El estado de la Nación

Yo lo llamaría más bien "debate acerca del estado de los lideres políticos". No parece que, en realidad, a nadie le importe cuál es el estado de la nación, y la situación de los españoles. Todo el interés se orienta a saber si Aznar va a vencer a Zapatero o viceversa. Es un mero espectáculo, un pugilato.

El enfrentamiento ni siquiera discurre sobre las ideas o las propuestas políticas de los beligerantes. Lo que se valora es la retórica, la brillantez y el desparpajo en las respuestas, la seguridad en las afirmaciones, en definitiva, la puesta en escena. Porque en el fondo se trata de eso, de una representación en la que el espectador, fundamentalmente los medios informativos, van a observar cómo las dos estrellas principales interpretan su papel. Los actores secundarios apenas cuentan.

Difícilmente podría ser de otra manera. El hemiciclo se ha hecho demasiado gris, monótono hasta en su forma de vestir, homogéneo. La única diferencia radica en el puesto que se ocupa. Según se esté en el Gobierno o en la oposición, la cantinela será una u otra, pero el libreto se conoce ya de antemano, por lo que el único y verdadero interés está, forzosamente, en la manera de interpretarlo.
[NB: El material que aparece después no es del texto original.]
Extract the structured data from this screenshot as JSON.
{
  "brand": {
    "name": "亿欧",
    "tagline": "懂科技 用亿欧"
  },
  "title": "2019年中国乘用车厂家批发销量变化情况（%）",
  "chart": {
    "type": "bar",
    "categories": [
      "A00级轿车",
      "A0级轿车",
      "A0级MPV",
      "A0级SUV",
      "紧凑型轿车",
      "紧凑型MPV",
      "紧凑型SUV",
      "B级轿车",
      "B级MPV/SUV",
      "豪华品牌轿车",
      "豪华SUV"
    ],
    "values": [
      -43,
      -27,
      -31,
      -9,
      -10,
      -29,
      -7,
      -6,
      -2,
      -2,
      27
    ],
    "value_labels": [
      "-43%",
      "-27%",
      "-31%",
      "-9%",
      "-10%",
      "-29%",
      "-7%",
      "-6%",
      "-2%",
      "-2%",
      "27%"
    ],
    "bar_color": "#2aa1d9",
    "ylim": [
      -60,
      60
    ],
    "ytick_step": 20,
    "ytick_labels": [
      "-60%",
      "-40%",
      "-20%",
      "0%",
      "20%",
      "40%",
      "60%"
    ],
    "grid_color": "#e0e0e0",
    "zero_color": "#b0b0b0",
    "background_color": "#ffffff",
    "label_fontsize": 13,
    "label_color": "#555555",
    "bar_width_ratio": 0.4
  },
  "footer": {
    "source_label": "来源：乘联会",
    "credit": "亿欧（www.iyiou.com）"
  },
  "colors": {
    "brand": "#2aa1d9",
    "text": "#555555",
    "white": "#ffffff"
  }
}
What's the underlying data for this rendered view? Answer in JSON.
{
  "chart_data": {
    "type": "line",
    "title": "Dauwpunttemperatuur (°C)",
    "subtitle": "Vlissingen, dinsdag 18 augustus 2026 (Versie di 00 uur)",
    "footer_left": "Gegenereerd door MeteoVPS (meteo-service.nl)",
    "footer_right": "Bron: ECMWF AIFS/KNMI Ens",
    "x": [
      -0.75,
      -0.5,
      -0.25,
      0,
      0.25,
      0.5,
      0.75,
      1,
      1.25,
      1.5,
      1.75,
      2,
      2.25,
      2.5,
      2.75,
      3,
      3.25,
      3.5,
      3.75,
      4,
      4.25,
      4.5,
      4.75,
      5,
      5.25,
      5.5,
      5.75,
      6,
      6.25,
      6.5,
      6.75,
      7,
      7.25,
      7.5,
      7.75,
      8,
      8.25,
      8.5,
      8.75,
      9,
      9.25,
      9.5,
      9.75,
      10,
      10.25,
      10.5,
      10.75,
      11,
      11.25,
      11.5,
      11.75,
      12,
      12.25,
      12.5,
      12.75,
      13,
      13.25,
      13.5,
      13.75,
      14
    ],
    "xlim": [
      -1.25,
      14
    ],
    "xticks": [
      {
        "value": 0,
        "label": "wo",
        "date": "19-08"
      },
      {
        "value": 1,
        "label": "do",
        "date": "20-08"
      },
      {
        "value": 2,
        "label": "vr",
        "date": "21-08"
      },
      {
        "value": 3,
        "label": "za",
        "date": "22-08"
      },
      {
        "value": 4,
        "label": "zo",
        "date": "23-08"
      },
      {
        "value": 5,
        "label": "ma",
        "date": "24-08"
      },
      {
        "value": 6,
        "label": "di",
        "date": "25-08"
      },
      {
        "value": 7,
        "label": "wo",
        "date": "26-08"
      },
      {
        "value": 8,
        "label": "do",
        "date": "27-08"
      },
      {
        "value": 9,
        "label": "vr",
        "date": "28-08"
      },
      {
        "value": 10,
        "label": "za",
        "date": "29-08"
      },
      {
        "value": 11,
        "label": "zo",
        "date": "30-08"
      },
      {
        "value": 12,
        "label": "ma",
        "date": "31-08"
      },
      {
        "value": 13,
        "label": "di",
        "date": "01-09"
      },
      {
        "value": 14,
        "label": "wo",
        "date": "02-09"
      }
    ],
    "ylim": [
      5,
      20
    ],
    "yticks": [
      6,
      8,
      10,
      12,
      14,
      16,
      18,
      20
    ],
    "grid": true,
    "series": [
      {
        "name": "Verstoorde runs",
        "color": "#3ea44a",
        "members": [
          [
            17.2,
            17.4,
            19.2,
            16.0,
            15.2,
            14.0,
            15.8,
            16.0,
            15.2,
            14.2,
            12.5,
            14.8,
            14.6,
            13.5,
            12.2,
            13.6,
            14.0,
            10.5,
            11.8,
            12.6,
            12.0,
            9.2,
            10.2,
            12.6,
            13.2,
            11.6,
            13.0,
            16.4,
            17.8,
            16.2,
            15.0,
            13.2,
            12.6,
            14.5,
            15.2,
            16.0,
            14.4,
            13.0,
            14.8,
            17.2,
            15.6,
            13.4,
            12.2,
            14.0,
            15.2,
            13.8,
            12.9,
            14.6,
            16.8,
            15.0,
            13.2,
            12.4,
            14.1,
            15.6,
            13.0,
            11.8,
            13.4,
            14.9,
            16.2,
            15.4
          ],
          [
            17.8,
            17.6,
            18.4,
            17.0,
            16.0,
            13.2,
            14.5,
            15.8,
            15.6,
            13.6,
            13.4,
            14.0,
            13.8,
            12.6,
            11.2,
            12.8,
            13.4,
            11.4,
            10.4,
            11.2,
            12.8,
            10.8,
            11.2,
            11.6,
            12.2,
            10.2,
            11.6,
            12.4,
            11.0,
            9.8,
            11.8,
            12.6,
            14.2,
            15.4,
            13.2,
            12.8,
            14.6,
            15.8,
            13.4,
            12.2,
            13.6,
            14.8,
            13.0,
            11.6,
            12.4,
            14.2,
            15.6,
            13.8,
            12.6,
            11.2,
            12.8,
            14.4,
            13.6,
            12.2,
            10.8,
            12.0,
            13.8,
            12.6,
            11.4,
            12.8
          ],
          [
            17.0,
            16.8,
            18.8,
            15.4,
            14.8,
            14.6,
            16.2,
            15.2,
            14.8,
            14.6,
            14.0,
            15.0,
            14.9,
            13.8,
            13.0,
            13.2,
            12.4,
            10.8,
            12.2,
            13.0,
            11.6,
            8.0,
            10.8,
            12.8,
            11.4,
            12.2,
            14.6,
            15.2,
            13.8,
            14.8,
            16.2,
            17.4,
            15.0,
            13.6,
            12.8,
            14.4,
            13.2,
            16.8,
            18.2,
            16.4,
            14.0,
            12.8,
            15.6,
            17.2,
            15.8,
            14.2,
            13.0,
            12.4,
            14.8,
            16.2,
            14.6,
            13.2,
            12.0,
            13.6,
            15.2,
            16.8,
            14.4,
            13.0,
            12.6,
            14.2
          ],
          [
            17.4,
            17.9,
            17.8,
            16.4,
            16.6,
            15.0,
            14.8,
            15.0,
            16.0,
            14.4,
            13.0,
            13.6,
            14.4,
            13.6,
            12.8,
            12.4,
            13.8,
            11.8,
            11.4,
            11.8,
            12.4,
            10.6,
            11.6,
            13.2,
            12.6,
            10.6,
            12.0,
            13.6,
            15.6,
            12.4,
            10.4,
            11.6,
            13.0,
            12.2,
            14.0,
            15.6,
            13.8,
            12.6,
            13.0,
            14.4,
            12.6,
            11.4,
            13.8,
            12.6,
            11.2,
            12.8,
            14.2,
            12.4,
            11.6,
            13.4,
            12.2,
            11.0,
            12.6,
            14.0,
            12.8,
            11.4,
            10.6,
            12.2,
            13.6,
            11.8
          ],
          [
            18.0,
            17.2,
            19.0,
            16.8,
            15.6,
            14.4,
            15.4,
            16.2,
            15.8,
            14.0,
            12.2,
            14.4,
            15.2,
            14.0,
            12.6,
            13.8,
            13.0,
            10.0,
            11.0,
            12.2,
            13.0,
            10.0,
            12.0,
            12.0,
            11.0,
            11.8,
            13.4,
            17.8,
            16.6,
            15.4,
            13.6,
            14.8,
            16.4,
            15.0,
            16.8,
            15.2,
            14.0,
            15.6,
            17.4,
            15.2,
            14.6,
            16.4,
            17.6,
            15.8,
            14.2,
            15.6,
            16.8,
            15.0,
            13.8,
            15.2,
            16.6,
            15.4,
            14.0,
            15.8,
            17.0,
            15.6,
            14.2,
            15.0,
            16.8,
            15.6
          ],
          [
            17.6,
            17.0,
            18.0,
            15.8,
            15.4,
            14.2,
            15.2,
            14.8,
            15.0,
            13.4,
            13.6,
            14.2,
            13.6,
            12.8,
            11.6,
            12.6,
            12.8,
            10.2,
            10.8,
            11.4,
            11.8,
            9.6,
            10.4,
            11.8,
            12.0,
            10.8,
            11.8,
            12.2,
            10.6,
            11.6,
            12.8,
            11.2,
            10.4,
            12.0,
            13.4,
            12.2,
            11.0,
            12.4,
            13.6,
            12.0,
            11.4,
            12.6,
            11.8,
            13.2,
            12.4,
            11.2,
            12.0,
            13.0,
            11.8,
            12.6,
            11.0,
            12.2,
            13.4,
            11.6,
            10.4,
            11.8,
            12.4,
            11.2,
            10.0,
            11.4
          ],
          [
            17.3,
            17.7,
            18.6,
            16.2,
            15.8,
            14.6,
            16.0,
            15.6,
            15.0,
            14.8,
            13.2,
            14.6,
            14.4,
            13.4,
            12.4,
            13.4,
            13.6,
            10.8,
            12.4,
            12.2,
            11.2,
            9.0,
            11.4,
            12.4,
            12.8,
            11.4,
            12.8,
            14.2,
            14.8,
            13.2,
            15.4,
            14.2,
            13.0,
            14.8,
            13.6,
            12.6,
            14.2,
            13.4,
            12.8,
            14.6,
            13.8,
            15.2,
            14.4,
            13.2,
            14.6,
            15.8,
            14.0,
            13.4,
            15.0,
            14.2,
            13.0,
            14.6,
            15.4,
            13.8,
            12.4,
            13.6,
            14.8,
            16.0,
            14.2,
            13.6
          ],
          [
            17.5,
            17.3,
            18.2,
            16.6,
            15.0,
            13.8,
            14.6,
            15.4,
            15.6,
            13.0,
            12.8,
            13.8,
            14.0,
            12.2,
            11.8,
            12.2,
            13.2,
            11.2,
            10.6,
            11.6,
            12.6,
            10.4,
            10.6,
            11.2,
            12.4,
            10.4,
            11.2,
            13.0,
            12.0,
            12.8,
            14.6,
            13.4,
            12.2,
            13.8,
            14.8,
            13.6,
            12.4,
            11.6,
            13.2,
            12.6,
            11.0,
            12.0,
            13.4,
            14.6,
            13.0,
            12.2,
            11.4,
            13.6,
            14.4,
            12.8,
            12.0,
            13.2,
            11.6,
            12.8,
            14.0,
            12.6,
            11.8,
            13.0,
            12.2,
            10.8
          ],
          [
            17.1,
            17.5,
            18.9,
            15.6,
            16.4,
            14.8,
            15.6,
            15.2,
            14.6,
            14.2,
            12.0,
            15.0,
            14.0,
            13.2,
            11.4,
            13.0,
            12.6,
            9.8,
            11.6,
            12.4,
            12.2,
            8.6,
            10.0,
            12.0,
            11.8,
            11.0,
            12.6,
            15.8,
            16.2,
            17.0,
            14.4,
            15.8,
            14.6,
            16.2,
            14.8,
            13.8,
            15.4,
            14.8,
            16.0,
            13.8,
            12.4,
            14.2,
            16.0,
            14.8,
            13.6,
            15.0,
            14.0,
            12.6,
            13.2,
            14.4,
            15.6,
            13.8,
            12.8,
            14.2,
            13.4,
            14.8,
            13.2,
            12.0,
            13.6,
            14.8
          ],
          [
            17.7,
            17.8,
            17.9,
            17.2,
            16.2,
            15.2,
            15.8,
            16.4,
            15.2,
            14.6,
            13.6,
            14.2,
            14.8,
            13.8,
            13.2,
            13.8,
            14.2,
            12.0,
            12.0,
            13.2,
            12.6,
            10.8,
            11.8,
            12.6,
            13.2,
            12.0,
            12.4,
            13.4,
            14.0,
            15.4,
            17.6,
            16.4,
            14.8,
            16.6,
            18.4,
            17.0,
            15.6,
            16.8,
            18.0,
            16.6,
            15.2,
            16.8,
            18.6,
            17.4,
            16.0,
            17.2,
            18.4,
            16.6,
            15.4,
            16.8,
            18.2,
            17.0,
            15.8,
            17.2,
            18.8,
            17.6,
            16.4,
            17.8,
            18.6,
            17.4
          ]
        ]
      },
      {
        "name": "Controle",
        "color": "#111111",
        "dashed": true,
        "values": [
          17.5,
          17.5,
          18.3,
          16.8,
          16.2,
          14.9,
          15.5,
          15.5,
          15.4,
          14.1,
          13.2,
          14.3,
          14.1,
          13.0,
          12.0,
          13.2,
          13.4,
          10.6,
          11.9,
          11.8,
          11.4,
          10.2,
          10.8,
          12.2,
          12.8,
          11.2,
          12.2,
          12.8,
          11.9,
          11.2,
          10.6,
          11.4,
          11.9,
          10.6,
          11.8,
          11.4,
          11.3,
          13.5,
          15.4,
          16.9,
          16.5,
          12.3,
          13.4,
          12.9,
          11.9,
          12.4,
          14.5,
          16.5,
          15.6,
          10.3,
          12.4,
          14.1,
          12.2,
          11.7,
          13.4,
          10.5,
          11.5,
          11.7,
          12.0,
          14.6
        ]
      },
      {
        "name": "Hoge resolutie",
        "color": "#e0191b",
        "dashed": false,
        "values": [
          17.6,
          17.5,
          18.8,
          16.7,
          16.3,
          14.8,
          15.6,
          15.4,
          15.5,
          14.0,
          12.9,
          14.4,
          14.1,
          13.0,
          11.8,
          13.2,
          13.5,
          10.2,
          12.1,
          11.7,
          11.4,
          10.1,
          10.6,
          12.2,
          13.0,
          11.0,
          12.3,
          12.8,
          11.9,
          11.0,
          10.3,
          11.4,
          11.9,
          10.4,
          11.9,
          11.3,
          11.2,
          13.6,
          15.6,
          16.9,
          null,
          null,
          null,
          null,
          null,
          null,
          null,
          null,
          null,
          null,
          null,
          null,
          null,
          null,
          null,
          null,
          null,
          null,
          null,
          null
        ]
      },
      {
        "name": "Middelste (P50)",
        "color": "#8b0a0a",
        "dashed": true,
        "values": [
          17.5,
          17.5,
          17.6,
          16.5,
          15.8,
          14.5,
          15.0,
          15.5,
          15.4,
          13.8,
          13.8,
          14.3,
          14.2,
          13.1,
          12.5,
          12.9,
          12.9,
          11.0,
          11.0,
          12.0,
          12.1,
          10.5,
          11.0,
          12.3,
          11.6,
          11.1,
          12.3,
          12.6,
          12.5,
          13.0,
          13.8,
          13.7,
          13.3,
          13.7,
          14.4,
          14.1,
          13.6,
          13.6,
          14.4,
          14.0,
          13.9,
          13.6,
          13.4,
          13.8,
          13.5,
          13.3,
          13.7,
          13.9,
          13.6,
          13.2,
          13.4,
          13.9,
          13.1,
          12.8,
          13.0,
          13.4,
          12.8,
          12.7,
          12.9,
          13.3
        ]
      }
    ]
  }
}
El presidente del Gobierno enumera todos los factores positivos que rodean a la sociedad española, y oculta todos los negativos, incluso muchos negativos, por arte de magia y de la retórica se convierten en positivos; y este sugestivo y placentero escenario aparece, por supuesto, como logro y fruto de la benemérita acción del partido popular.

Rodríguez Zapatero, ha de mantener la postura contraria y señalar penurias, lacras y problemas. No es demasiado difícil. La dificultad radica en plantear desde el PSOE cualquier alternativa coherente, cuando su dirección profesa una ideología y una orientación política muy similar a las del gobierno del PP, y cuando se ha fijado como único objetivo el pacto y el consenso. Por ello no puede sorprendernos que, con antelación, hubiese ya anunciado que el núcleo duro de su intervención iba a versar sobre política internacional, mucho menos comprometida, y en la que cabe todo si se está en la oposición.

Pero ambos contrincantes son conscientes de que su discurso sería el inverso si fuese el PSOE el que se encontrara en el gobierno y el PP en la oposición. Zapatero haría el discurso de Aznar y Aznar el de Zapatero.

Cada vez más, la oposición, la verdadera oposición, no se encuentra ya en el Parlamento. En el Congreso todos son gobierno, todos participan de un mismo proyecto político. Incluso se reparten los cargos y las prebendas. Tienen, en el fondo, los mismos intereses. Y hasta se intercambian, si viene al caso, a los mismos tecnócratas. Se puede ser Director General con González y director del CESID con Aznar.

La oposición, de existir, está en la calle. Oposición, si se quiere, incipiente, utópica, confusa y confundida, heterogénea y a veces contradictoria y violenta, pero oposición al fin y al cabo. El debate estuvo más el domingo pasado en Barcelona, que estos días en el Congreso.

La oposición, hoy, se llama antiglobalización. Antiglobalización que nada tiene que ver con ese monigote que se construye desde el poder para poder vapulearle fácilmente; en ningún caso comporta estar en contra de la tecnología y de los adelantos científicos, y mucho menos renegar del internacionalismo. Es mas bien el repudio de un modelo que, con el pretexto de las mayores facilidades en la comunicación y el transporte, propugna la ley del más fuerte en las relaciones económicas, tanto internacionales como nacionales.

Una oposición que se enfrenta al pensamiento único y al neoliberalismo económico, que no puede aceptar impasible que 50 personas acumulen la misma riqueza que la mitad de la Humanidad.

No hay debate sobre el estado de la nación, porque en el Parlamento no hay oposición. Tampoco la había con el turnismo de Cánovas y Sagasta. La oposición estaba, como ahora, en la calle. Hasta 1910, con Pablo Iglesias, el antiguo partido socialista no consigue su primer acta de diputado. Estamos retornando al sistema económico del pasado, no podemos extrañarnos de que nuestro sistema político también retroceda hacia el pasado.